This repository contains the implementation of a movie recommendation system using the K-Nearest Neighbors (KNN) algorithm in Python. The goal of this project is to explore different variations of KNN, including cosine, Jaccard, Euclidean, and Manhattan distance metrics, and compare their performance with Singular Value Decomposition (SVD) for movie recommendation. The MovieLens dataset is used as the primary source of movie ratings.
The KNN algorithm is a popular collaborative filtering technique used in recommendation systems. It leverages the similarity between users or items to make predictions for unrated movies. In this project, we focus on user-based collaborative filtering, where the similarity between users is measured based on their movie ratings.
The implementation includes variations of KNN that utilize different distance metrics to calculate similarity between users. The available options are:
- Cosine Similarity: Measures the cosine of the angle between two users' rating vectors.

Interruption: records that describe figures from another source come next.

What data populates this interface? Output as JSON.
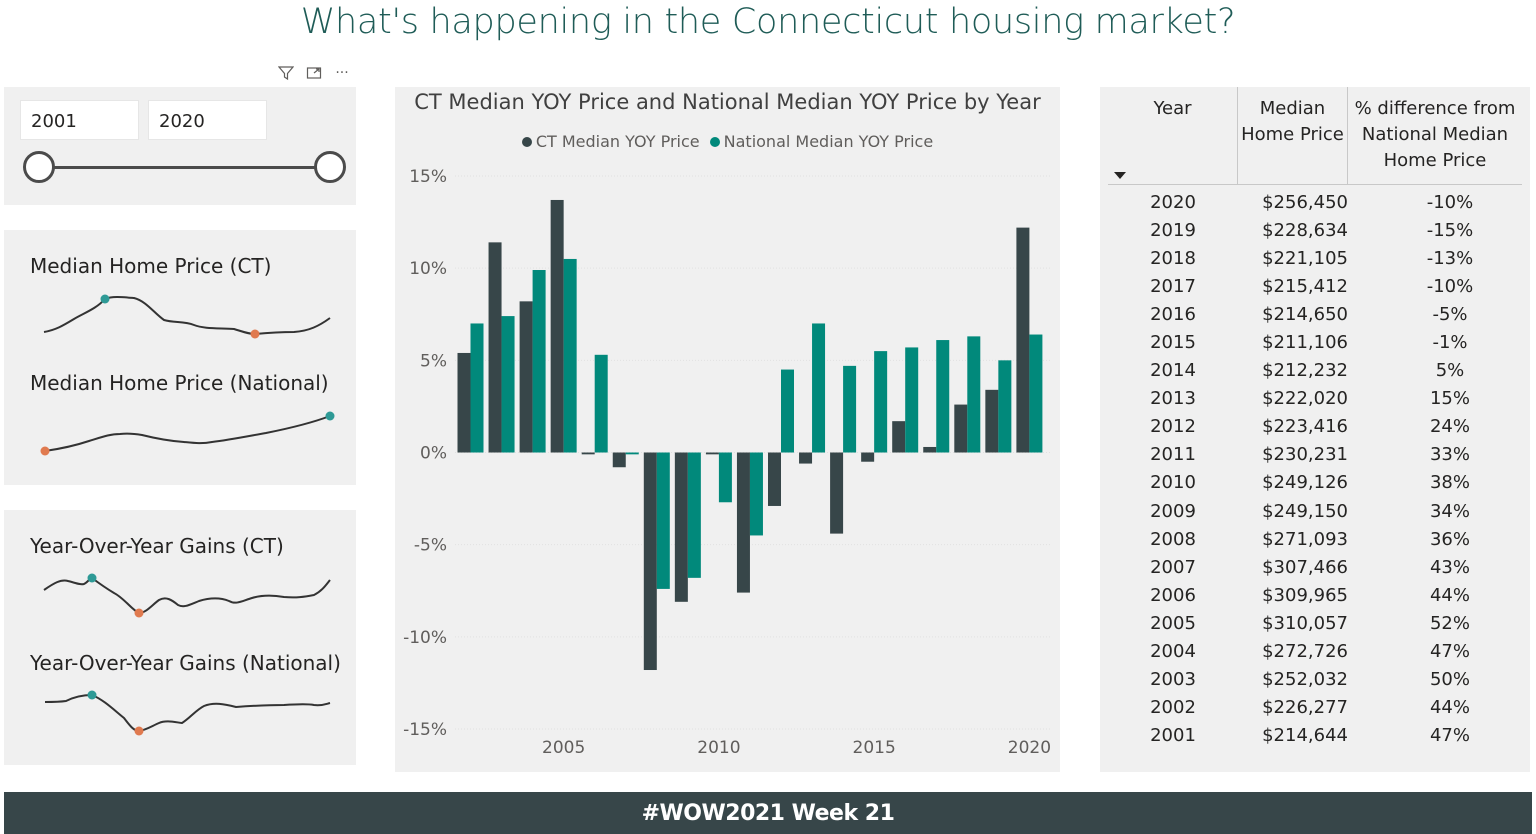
{
  "page_title": "What's happening in the Connecticut housing market?",
  "footer_text": "#WOW2021 Week 21",
  "toolbar": {
    "filter_icon": "filter-icon",
    "focus_icon": "focus-mode-icon",
    "more_icon": "more-options-icon",
    "more_glyph": "···"
  },
  "slicer": {
    "from_value": "2001",
    "to_value": "2020"
  },
  "sparklines": {
    "price_ct_label": "Median Home Price (CT)",
    "price_national_label": "Median Home Price (National)",
    "yoy_ct_label": "Year-Over-Year Gains (CT)",
    "yoy_national_label": "Year-Over-Year Gains (National)"
  },
  "colors": {
    "ct": "#374649",
    "national": "#01897b",
    "high_marker": "#2e9a96",
    "low_marker": "#e07a4f",
    "panel": "#f0f0f0"
  },
  "chart_data": {
    "type": "bar",
    "title": "CT Median YOY Price and National Median YOY Price by Year",
    "series": [
      {
        "name": "CT Median YOY Price",
        "values": [
          5.4,
          11.4,
          8.2,
          13.7,
          -0.1,
          -0.8,
          -11.8,
          -8.1,
          -0.1,
          -7.6,
          -2.9,
          -0.6,
          -4.4,
          -0.5,
          1.7,
          0.3,
          2.6,
          3.4,
          12.2
        ]
      },
      {
        "name": "National Median YOY Price",
        "values": [
          7.0,
          7.4,
          9.9,
          10.5,
          5.3,
          -0.1,
          -7.4,
          -6.8,
          -2.7,
          -4.5,
          4.5,
          7.0,
          4.7,
          5.5,
          5.7,
          6.1,
          6.3,
          5.0,
          6.4
        ]
      }
    ],
    "x": [
      2002,
      2003,
      2004,
      2005,
      2006,
      2007,
      2008,
      2009,
      2010,
      2011,
      2012,
      2013,
      2014,
      2015,
      2016,
      2017,
      2018,
      2019,
      2020
    ],
    "xticks": [
      "2005",
      "2010",
      "2015",
      "2020"
    ],
    "yticks": [
      "15%",
      "10%",
      "5%",
      "0%",
      "-5%",
      "-10%",
      "-15%"
    ],
    "ylim": [
      -15,
      15
    ],
    "xlabel": "",
    "ylabel": ""
  },
  "table": {
    "headers": {
      "year": "Year",
      "price": "Median Home Price",
      "diff": "% difference from National Median Home Price"
    },
    "rows": [
      {
        "year": "2020",
        "price": "$256,450",
        "diff": "-10%"
      },
      {
        "year": "2019",
        "price": "$228,634",
        "diff": "-15%"
      },
      {
        "year": "2018",
        "price": "$221,105",
        "diff": "-13%"
      },
      {
        "year": "2017",
        "price": "$215,412",
        "diff": "-10%"
      },
      {
        "year": "2016",
        "price": "$214,650",
        "diff": "-5%"
      },
      {
        "year": "2015",
        "price": "$211,106",
        "diff": "-1%"
      },
      {
        "year": "2014",
        "price": "$212,232",
        "diff": "5%"
      },
      {
        "year": "2013",
        "price": "$222,020",
        "diff": "15%"
      },
      {
        "year": "2012",
        "price": "$223,416",
        "diff": "24%"
      },
      {
        "year": "2011",
        "price": "$230,231",
        "diff": "33%"
      },
      {
        "year": "2010",
        "price": "$249,126",
        "diff": "38%"
      },
      {
        "year": "2009",
        "price": "$249,150",
        "diff": "34%"
      },
      {
        "year": "2008",
        "price": "$271,093",
        "diff": "36%"
      },
      {
        "year": "2007",
        "price": "$307,466",
        "diff": "43%"
      },
      {
        "year": "2006",
        "price": "$309,965",
        "diff": "44%"
      },
      {
        "year": "2005",
        "price": "$310,057",
        "diff": "52%"
      },
      {
        "year": "2004",
        "price": "$272,726",
        "diff": "47%"
      },
      {
        "year": "2003",
        "price": "$252,032",
        "diff": "50%"
      },
      {
        "year": "2002",
        "price": "$226,277",
        "diff": "44%"
      },
      {
        "year": "2001",
        "price": "$214,644",
        "diff": "47%"
      }
    ]
  }
}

- Jaccard Similarity: Computes the Jaccard coefficient, which is the size of the intersection divided by the size of the union of the rated movies by two users.
- Euclidean Distance: Calculates the Euclidean distance between two users' rating vectors.
- Manhattan Distance: Computes the Manhattan distance (also known as the L1 distance) between two users' rating vectors.
These different metrics provide flexibility in capturing user similarity, allowing for more accurate recommendations based on specific characteristics of the dataset.
To evaluate the performance of the KNN algorithm, we compare it with Singular Value Decomposition (SVD), a matrix factorization technique commonly used in recommendation systems. SVD decomposes the rating matrix into lower-rank matrices to approximate the original matrix and make predictions. By comparing the results of KNN and SVD, we can assess the effectiveness of each approach in generating movie recommendations.
The MovieLens dataset is used for this project, which provides a collection of movie ratings from various users. It contains a rich set of movie attributes, such as title, genre, and user ratings. The dataset is preprocessed and provided in a suitable format for the implementation.